BEIJING, June 20 (Xinhua) -- Washington's trade war against China and some U.S. allies is "extremely unwise and so unnecessary," said a renowned Singaporean expert on Asian and world affairs.
The move is detrimental both to the American middle class and to the multilateral institutions in the world, Kishore Mahbubani told Xinhua in a recent interview.
"The U.S. economy is doing well. You don't need to do this. You are only damaging the prospects for the American workers and American middle class by launching this trade war," said Mahbubani, senior advisor and professor in the practice of public policy at the National University of Singapore.
Among many others, U.S. equipment manufacturers and agricultural associations have already voiced strong opposition to Washington's decision to move forward with tariffs on Chinese goods, saying it will put over 1 million jobs in America at risk and inflict heavy losses on the U.S. side.

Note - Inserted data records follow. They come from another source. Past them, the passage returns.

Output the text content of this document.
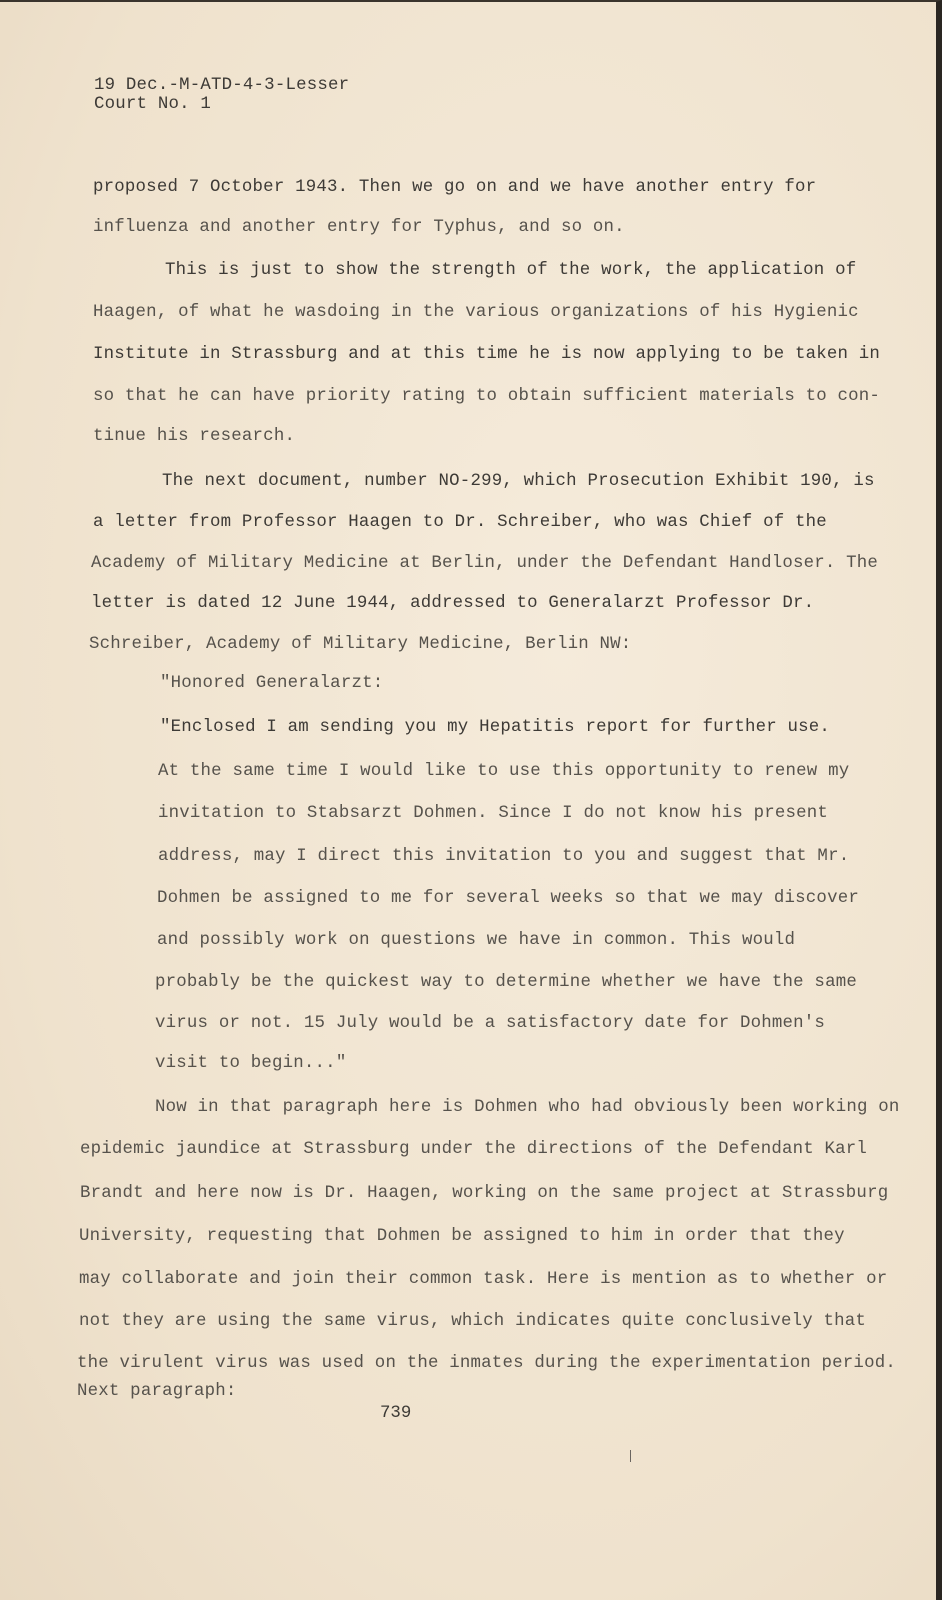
19 Dec.-M-ATD-4-3-Lesser
Court No. 1
proposed 7 October 1943. Then we go on and we have another entry for
influenza and another entry for Typhus, and so on.
This is just to show the strength of the work, the application of
Haagen, of what he wasdoing in the various organizations of his Hygienic
Institute in Strassburg and at this time he is now applying to be taken in
so that he can have priority rating to obtain sufficient materials to con-
tinue his research.
The next document, number NO-299, which Prosecution Exhibit 190, is
a letter from Professor Haagen to Dr. Schreiber, who was Chief of the
Academy of Military Medicine at Berlin, under the Defendant Handloser. The
letter is dated 12 June 1944, addressed to Generalarzt Professor Dr.
Schreiber, Academy of Military Medicine, Berlin NW:
"Honored Generalarzt:
"Enclosed I am sending you my Hepatitis report for further use.
At the same time I would like to use this opportunity to renew my
invitation to Stabsarzt Dohmen. Since I do not know his present
address, may I direct this invitation to you and suggest that Mr.
Dohmen be assigned to me for several weeks so that we may discover
and possibly work on questions we have in common. This would
probably be the quickest way to determine whether we have the same
virus or not. 15 July would be a satisfactory date for Dohmen's
visit to begin..."
Now in that paragraph here is Dohmen who had obviously been working on
epidemic jaundice at Strassburg under the directions of the Defendant Karl
Brandt and here now is Dr. Haagen, working on the same project at Strassburg
University, requesting that Dohmen be assigned to him in order that they
may collaborate and join their common task. Here is mention as to whether or
not they are using the same virus, which indicates quite conclusively that
the virulent virus was used on the inmates during the experimentation period.
Next paragraph:
739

Meanwhile, "in the case of this trade war, not a single ally of the United States is supporting it," said Mahbubani, noting that the United States is also targeting Canada, the European Union, Mexico and Germany, among others.
Commenting on the consequences of Washington's tariff plans, the former Singaporean permanent representative to the United Nations said his biggest worry right now is the World Trade Organization (WTO).
Such moves "are going to damage international confidence significantly in the WTO," said the professor. "We must do our very best to protect the WTO in the next five to 10 years and make sure that it survives."
The WTO is an intergovernmental organization established to regulate international trade. One of its primary functions is to serve as a framework for settling trade disputes.
Mahbubani called on the United States and other Western countries to respect and utilize multilateral institutions.
"The best way the United States and the West can handle these relations with the rest of the world is to use multilateral institutions, because multilateral institutions create a level playing field for everyone," he said.
Zooming out on the international landscape, Mahbubani said that the West is "feeling quite lost" due to the phenomenal growth of emerging-market economies such as China and India.
"You have to adjust. It's a different world," said the academic and former diplomat. "You cannot keep on dominating the world, guiding the world, trying to decide for other societies what they should do."